Ordinary For a Change

Small Scale Aircraft Straight From the Box:

Tamiya 1/72 Focke-Wulf Fw 190D-9

by Anders Isaksson


It was time for a small project that would build fast and let me end up with the satisfaction of actually completing a model. That was the idea and the Tamiya 72nd scale Fw-190D-9 fit perfectly in my plan. I estimate only 10 to 12 hours went into the model… but still this project lasted for about a year.


The kit

As with all of Tamiya’s 72nd scale kits their D-9 is basically a scaled down copy of the 48th scale kit. This means that the model features the same excellent engineering and fit of parts. Unfortunately this also means the same errors are present. The gun cowling has some shape problems, the belly area, including the arrangement of the shell ejector ports, is wrong and does not include the exposed rear section of the engine inside the wheel wells. Also, the wheels are said to be a bit small in diameter and also the main gear legs are reported to be a tad short. I think the cockpit detail is enough for the scale – but only just enough.

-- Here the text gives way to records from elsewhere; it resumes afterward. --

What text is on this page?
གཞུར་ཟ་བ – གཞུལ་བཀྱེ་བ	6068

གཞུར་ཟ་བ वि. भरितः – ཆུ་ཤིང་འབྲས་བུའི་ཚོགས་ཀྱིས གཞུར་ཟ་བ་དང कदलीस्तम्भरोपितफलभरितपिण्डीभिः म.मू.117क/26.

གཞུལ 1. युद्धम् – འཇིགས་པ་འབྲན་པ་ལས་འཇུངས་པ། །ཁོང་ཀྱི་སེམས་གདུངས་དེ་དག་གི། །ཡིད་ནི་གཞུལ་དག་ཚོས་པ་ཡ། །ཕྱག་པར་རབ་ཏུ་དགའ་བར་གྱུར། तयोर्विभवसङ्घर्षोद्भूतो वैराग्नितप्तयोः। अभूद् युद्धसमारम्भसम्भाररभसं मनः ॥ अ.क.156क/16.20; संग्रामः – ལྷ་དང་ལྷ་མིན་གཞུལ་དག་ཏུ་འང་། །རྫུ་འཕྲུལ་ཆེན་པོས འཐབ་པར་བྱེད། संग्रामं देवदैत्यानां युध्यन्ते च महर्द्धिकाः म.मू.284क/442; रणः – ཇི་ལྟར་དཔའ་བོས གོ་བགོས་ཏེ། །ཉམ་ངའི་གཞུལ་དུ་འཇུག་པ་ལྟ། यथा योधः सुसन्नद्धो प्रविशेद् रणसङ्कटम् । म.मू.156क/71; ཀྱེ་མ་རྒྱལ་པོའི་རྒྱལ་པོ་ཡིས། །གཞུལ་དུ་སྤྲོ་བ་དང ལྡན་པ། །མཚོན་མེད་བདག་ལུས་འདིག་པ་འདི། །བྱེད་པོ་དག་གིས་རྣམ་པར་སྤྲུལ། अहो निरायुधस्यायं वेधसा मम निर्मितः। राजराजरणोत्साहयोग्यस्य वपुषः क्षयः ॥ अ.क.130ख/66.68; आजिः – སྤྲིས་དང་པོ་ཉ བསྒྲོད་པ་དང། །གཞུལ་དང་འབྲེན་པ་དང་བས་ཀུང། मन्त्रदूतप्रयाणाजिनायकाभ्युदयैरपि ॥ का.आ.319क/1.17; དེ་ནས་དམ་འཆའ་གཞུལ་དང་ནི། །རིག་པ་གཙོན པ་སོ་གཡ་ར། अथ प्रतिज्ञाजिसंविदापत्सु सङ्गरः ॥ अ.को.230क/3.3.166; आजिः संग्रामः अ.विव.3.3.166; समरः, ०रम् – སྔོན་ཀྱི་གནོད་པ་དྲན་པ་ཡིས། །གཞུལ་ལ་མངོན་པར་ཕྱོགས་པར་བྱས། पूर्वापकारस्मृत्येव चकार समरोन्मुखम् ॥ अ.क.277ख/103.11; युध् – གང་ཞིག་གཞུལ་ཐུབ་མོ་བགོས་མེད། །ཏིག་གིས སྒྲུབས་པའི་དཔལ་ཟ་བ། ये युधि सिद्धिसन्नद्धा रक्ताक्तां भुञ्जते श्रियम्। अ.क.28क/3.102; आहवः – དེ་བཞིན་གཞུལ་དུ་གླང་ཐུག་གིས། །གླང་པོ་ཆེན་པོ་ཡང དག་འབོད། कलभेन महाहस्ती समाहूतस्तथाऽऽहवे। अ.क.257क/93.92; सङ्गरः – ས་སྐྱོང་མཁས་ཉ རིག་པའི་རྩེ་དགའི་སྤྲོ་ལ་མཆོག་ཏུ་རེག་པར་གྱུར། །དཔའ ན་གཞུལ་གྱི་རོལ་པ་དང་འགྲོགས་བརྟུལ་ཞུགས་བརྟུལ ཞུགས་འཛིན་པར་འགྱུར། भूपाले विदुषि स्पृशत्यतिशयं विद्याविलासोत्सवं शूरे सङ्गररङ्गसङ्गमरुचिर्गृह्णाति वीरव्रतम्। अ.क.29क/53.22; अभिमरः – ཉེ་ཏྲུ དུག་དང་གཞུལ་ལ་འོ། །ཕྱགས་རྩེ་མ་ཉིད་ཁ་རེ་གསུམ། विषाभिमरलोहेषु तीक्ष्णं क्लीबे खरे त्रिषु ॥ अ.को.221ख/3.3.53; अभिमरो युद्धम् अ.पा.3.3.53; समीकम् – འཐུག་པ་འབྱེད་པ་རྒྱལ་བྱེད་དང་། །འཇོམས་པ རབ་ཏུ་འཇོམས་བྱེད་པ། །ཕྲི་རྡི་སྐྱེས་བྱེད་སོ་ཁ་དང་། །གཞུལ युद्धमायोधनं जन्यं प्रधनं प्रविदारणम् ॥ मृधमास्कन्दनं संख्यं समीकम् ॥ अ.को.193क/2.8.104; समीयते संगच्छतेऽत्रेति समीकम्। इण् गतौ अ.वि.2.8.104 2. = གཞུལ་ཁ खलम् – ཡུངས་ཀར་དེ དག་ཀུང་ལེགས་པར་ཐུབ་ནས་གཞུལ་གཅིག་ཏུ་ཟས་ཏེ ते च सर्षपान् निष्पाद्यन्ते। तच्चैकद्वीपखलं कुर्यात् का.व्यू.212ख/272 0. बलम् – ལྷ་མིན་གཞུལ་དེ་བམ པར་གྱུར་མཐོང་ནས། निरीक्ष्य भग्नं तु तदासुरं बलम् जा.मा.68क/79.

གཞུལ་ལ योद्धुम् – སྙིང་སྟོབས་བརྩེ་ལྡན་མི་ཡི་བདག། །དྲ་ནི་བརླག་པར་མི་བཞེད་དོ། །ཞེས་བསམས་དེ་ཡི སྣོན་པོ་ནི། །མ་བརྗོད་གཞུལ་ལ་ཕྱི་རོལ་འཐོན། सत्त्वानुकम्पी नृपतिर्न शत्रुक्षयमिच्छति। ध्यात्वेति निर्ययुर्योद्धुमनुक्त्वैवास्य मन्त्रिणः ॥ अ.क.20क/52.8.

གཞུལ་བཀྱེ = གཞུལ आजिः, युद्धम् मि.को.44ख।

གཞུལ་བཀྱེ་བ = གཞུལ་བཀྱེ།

I built this kit straight from the box. Tamiya kits are well known for their ease of assembly and this kit is no exception. Still, I managed to end up with a few areas needing attention with filler. As usual, this is more of a testament to my poor skills in gluing pieces of plastic rather than a negative comment on the Tamiya kit.

During cockpit assembly I managed to destroy the decal for the instrument panel. After some cursing I choose to hand paint the dials to the best of my ability, which in the end turned out to be less than great. Well, with the fuselage closed up very little of the instrument panel would be visible so I decided to leave the area as is and move on with the project.

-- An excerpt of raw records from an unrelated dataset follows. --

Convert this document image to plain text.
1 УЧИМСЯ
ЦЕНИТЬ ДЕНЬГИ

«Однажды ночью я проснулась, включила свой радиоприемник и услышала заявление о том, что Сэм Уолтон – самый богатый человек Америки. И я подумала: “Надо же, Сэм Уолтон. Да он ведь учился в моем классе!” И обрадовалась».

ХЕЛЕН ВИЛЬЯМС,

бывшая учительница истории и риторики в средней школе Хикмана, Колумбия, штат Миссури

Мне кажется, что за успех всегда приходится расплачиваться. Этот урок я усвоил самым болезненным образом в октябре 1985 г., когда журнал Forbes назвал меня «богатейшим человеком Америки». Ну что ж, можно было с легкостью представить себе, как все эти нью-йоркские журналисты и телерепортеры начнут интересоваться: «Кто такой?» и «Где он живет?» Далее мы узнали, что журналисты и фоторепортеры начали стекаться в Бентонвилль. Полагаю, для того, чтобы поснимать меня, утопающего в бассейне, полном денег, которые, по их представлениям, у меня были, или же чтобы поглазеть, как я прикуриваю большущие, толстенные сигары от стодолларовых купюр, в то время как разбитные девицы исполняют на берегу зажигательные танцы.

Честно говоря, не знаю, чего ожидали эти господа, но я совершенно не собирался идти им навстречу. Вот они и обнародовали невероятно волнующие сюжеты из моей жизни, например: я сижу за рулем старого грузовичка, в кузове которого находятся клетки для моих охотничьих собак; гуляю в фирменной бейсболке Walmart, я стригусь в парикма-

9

The only additions to the basic kit to add a set of seatbelts from Eduards line of colour photoetch, and the single modification made was to exchange the outer section of the underwing antenna with stretched sprue. The antenna wire running between the canopy and tail was made from sections of hair.


Paint and markings

The assembled airframe was airbrushed with a mix of Tamiya and Gunze Sangyo acrylics in the RLM 82 and 83 over 76 scheme. The landing gear and bays were finished in Tamiyas rendition of RLM 02. As usual the Tamiya decals looked rather thick so I first decided to use set of decals from Aeromaster. However, having a few sets of Eduard paint masks in my possession I finally opted to airbrush the markings. This was a first for me and I must say that the final effect was most satisfactory.

Following the markings for ’Brown 9’ of JG26 I pieced together the major markings from the various mask sets. Everything worked rather well, with the exception of the number ’9’ coming out a little thin. Also, the swastikas turning out looking a bit small and thick. I suspect this happened because the masks were actually designed for the Bf-109, which has a smaller tail fin.

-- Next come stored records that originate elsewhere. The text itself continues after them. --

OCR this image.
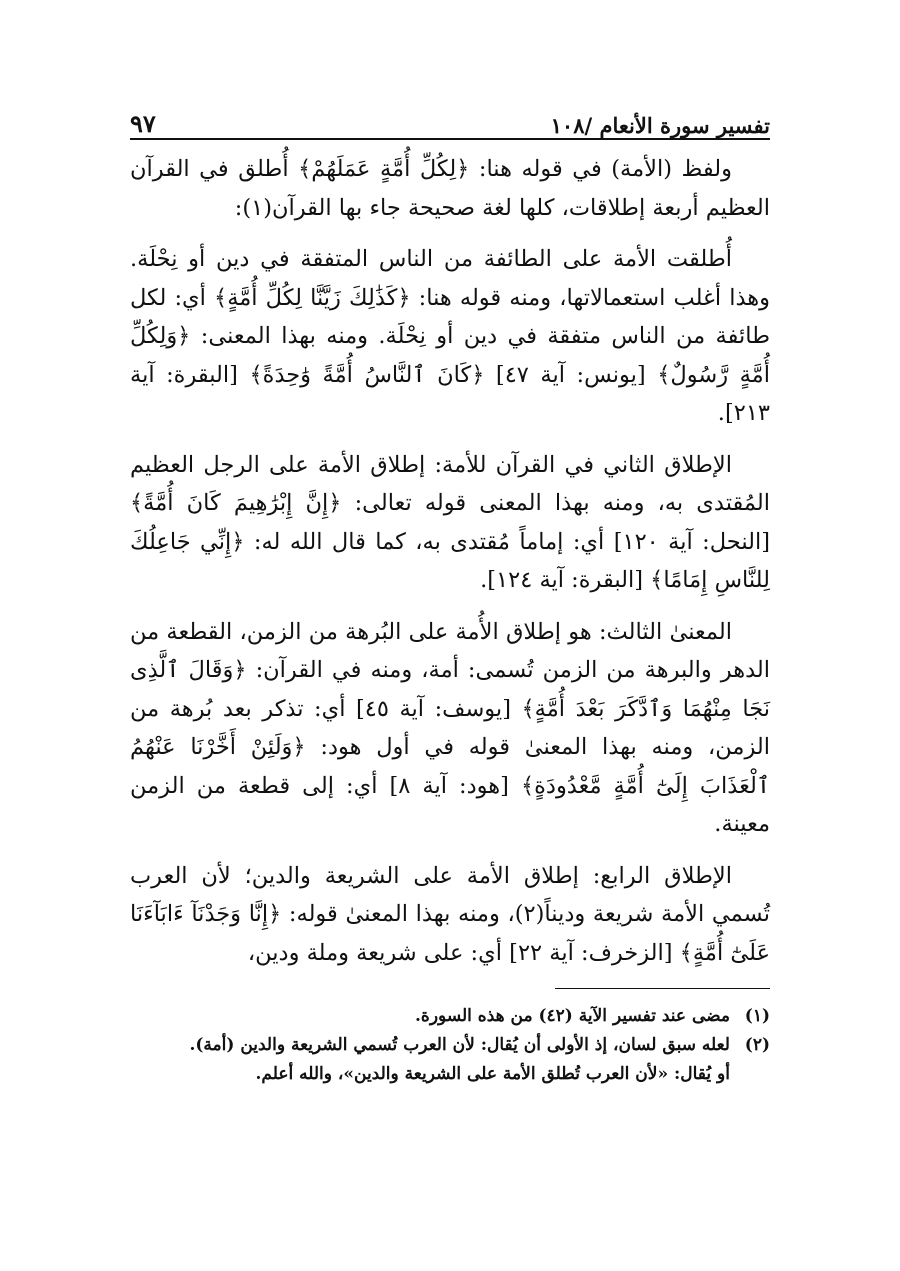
تفسير سورة الأنعام /١٠٨
٩٧

ولفظ (الأمة) في قوله هنا: ﴿لِكُلِّ أُمَّةٍ عَمَلَهُمْ﴾ أُطلق في القرآن العظيم أربعة إطلاقات، كلها لغة صحيحة جاء بها القرآن(١):

أُطلقت الأمة على الطائفة من الناس المتفقة في دين أو نِحْلَة. وهذا أغلب استعمالاتها، ومنه قوله هنا: ﴿كَذَٰلِكَ زَيَّنَّا لِكُلِّ أُمَّةٍ﴾ أي: لكل طائفة من الناس متفقة في دين أو نِحْلَة. ومنه بهذا المعنى: ﴿وَلِكُلِّ أُمَّةٍ رَّسُولٌ﴾ [يونس: آية ٤٧] ﴿كَانَ ٱلنَّاسُ أُمَّةً وَٰحِدَةً﴾ [البقرة: آية ٢١٣].

الإطلاق الثاني في القرآن للأمة: إطلاق الأمة على الرجل العظيم المُقتدى به، ومنه بهذا المعنى قوله تعالى: ﴿إِنَّ إِبْرَٰهِيمَ كَانَ أُمَّةً﴾ [النحل: آية ١٢٠] أي: إماماً مُقتدى به، كما قال الله له: ﴿إِنِّي جَاعِلُكَ لِلنَّاسِ إِمَامًا﴾ [البقرة: آية ١٢٤].

المعنىٰ الثالث: هو إطلاق الأُمة على البُرهة من الزمن، القطعة من الدهر والبرهة من الزمن تُسمى: أمة، ومنه في القرآن: ﴿وَقَالَ ٱلَّذِى نَجَا مِنْهُمَا وَٱدَّكَرَ بَعْدَ أُمَّةٍ﴾ [يوسف: آية ٤٥] أي: تذكر بعد بُرهة من الزمن، ومنه بهذا المعنىٰ قوله في أول هود: ﴿وَلَئِنْ أَخَّرْنَا عَنْهُمُ ٱلْعَذَابَ إِلَىٰٓ أُمَّةٍ مَّعْدُودَةٍ﴾ [هود: آية ٨] أي: إلى قطعة من الزمن معينة.

الإطلاق الرابع: إطلاق الأمة على الشريعة والدين؛ لأن العرب تُسمي الأمة شريعة وديناً(٢)، ومنه بهذا المعنىٰ قوله: ﴿إِنَّا وَجَدْنَآ ءَابَآءَنَا عَلَىٰٓ أُمَّةٍ﴾ [الزخرف: آية ٢٢] أي: على شريعة وملة ودين،

(١)مضى عند تفسير الآية (٤٢) من هذه السورة.

(٢)لعله سبق لسان، إذ الأولى أن يُقال: لأن العرب تُسمي الشريعة والدين (أمة).
أو يُقال: «لأن العرب تُطلق الأمة على الشريعة والدين»، والله أعلم.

Ever heard of E-Z Mask? If not, give their sets of painting masks a try. I used their stuff for masking the clear parts and I must say they worked wonderful in all aspects. Highly recommended.



Using Chris Wauchop’s amazing work as an inspiration I relied on my airbrush for most of the weathering. With a thin mix of black and brown I tried to reproduce general grime and miscoloured surfaces. Repeated applications with a darker mix (more black added) along the fuselage simulated exhaust streaks.

Scuffed and chipped paint was simulated with artist pencils in various light colours like grey, beige and tan as well as pure silver for areas with heavier wear along the wing roots and around the cockpit coamings.